Its a question of what passport do you have

I think this year is quite a significant year for international diplomacy and global development. I say that If only because its the first time ever we have a woman, and an African, to ever be nominated to head any major international institution; the position of President of the World Bank Group.  True, the usual international hypocrisy will most likely not pick her for the position despite her impeccable credentials and because she does not have the “right passport” , never the less, I think its worth taking a closer look at this woman and her background:

6 thoughts on “Its a question of what passport do you have

  1. The contribution “A Bank Insider” cites by Uri Dadush and Moises Naim, who left the World Bank in 2002 and 1992, respectively, is rightly labeled “opinion”. Particularly the part about nationality quotas for ‘staff three levels down’.

    I’m sure they have their sources. Maybe even “A Bank Insider” has views to advance.

    It is certainly true that the Bank pays attention to the nationality diversity of all its hires, as it is obliged to under its Articles of Agreement. And it is also the case that executive directors look very closely at the staff numbers, in the name of ‘diversity’, which in fact is “how many of my own nationals work here?”

    There have long been ‘unwritten’ conventions that the executive head of IFC is a European (always has been) and of MIGA, a Japanese national. But below that, aside from the recent (met) demand by African board members that the new regional vice president be an African, and a francophone African at that, there are no quotas.
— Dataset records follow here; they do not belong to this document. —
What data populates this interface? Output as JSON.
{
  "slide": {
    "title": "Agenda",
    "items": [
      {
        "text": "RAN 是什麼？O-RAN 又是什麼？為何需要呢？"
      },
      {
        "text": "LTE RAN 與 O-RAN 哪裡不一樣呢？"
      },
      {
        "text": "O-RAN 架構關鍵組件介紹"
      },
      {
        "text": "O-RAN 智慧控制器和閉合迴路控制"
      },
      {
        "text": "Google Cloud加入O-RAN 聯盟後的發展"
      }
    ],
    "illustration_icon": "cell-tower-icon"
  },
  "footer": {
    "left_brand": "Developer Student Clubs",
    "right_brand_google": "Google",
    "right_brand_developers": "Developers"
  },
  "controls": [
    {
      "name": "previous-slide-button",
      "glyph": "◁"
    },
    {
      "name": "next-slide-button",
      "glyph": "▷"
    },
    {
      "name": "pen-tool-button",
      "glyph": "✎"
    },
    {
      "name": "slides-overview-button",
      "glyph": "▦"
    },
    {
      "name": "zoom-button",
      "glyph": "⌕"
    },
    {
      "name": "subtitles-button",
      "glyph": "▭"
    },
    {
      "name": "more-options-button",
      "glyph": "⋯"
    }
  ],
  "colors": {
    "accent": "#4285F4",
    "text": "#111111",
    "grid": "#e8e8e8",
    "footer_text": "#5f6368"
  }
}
During the Zoellick years the Bank has done rather well on nationality diversity at the Vice President level.

    There are targets for women, laid down by Robert Zoellick. Good progress has been made against having half the management cadre women by the time of his departure end-June. As at many organizations, this is creating problems among male senior staff of calibre, who are passed over, and sometimes watch the newly appointed women’s former manager retained as a retiree consultant to shadow his protegee.

    I’m curious that all the fuming commentariat on the World Bank succession in the last 36 hours are economists, and men.

    Are their women less exercised by a US nominee who meets pretty well Naim’s criteria for World Bank president ( http://www.moisesnaim.com/writings/critical-tips-choosing-world-bank-head ) that he so kindly suggested earlier this month? Against those criteria, Jim Kim fares rather well and the others, well, offer what Naim said wasn’t urgent.

  2. And I would add to Moisés Naím’s good criteria, the one of not being prone to be entrapped by groupthink or, much worse, being a promoter of a groupthink.

    While being an Executive Director of the World Bank, 2002-2004, the search for a new Chief Economist was announced, and we directors were told that although it was obviously quite a delicate task, it should not take too long, as the search had to be carried out within “quite a small and exclusive community of development economists”… and I immediately reacted with a “hold it there!… being in the hands of a small and exclusive community of development economists sounds like something really frightening and unhealthy to me.

    One of the reasons why I support Ngozi Okonjo-Iweala is precisely because I remember her, in the context of a very risk-adverse World Bank, to be more willing to discuss new ideas in delicate issues than most of her peers. This does of course not mean that any of the other two candidates, whom I do not really know, would not be capable of doing that as well.

  3. Ocampo has by far more policy making, technical and diplomatic experience and skills than the other two candidates. As many observers and serious economists have commented, if the decision is based on true merits and capabilities due the demands and challenges the post represents, Jose Antonio Ocampo must be the next president of the World Bank.

  4. Ocampo has by far more policy making, technical and diplomatic experience and skills than the other two candidates. As many observers and serious economists have commented, if the decision is based on true merits and capabilities due the demands and challenges of the post, Jose Antonio Ocampo must be the next president of the World Bank.

  5. “its the first time ever we have a woman, and an African, to ever be nominated to head any major international institution”.

    And here I thought that Christine Lagarde was a woman (albeit not an African).

    Even aside from Madame Lagarde, we have numerous female heads of international institutions, including Michelle Bachelet (Head of UN Women), Alicia Bárcena (Head of CEPAL-ECLAC), Christiana Figueres (head of UNFCCC), etc.

    • Luis is right. Ngozi follows in the footsteps of many other successful women who led/lead international organizations with distinction, without the benefit of having worked here for 22 years.